Good Faith content is content that aims to educate first, sell second. Furniture retailers are historically pinned in the “big purchase” category and therefore are reactive in marketing to the customer during the buyer’s journey. Big Purchase items need the most content in the best quality to keep your store top-of-mind between the long periods of purchase decisions. Luckily, the home furnishings industry is also full of opportunity to upsell services or accessories to a large purchase.
Pro tip: write great content about designing fresh office spaces in the home or tips on how to buy furniture for others. By creating an engaging story around the soul of your brand (RE: selling furniture or interior design services), you are establishing a narrative with your customer on what you do and what you stand for. Top-of-mind to bottom-of-funnel. Content is the gas for this engine.
Be Transparent
This can be making changes as small as Hours of Operation on your website. Most of the digital shoppers in your cart are Millennials and Generation X shoppers. From our research and many hours of content writing on the subject, these digital generations are skeptical first, trusting later.
If you offer online payment or BOPUS (buy online, pickup in store), give your customer all of the details up front. If you require credit checks on financing options, include this information up front in the buying process.
Studies show that abandoned carts are on the rise. Increasing your transparency before the checkout process. Let’s repeat: Customers do not like surprises in the checkout process. An informed customer is a happy customer.
Pro tip: Make sure that you’ve secured your site with Google! Internet security measures are changing. The penalties now far outweigh the costs to improve.
Show Value
If your retail store does more than selling living room furniture for the contemporary modern home of Generation X shoppers, how are you telling your customers? Show your customer, through Good Faith content, the value your store adds to their big furniture purchase. If you offer white-glove delivery or a special design service as part of a customer reward program, educate the customer! Digital shoppers have unlimited options when it comes to making the decision to purchase furniture for their homes. With competing companies like Amazon and Wayfair dominating the online shopping marketplace, your value is the primary differentiator.

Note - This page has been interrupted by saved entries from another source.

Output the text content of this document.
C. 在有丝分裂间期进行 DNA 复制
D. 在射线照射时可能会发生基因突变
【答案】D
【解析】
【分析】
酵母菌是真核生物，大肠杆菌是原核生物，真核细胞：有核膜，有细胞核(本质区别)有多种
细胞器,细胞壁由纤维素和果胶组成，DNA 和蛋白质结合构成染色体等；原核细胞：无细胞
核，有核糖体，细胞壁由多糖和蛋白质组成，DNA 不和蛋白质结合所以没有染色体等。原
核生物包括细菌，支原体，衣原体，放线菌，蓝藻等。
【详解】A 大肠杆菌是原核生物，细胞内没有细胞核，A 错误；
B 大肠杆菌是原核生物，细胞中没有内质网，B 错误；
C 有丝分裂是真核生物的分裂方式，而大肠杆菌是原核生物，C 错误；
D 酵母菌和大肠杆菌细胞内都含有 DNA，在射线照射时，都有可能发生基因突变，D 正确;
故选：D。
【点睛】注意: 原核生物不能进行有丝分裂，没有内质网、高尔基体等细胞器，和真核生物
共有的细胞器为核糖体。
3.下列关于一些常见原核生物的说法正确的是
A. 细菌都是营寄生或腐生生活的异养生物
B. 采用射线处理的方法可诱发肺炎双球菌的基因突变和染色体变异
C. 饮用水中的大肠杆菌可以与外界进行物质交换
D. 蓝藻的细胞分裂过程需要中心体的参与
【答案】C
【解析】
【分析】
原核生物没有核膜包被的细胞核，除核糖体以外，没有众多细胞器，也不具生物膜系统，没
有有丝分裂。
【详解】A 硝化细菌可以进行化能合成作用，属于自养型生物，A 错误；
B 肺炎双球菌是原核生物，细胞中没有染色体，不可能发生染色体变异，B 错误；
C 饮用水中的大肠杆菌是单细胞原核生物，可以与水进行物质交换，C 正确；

Find the ways that make you stand out and educate the prospects and your digital shoppers on the piece everyone else is missing.
Collect Reviews
We’ve said it before and we’ll say it again. Local reviews matter online when you want to build trust with digital shoppers.
Store reviews matter online because your customers are looking for them. According to eMarketer, 35% of people leave online reviews to inform others about the customer experience. Meanwhile, 15% of customers don’t leave reviews at all.
Why? In theory, the retail stores are the ones to blame (we know, it’s hard to hear). In reality, we don’t blame you because the world of how to collect reviews in an ethical and lawful way have changed over the years. Not only have the methods changed, but the reviews themselves have been difficult to understand. Product reviews, store reviews, company culture reviews (think: Glassdoor), there are so many types of reviews available to your retail store.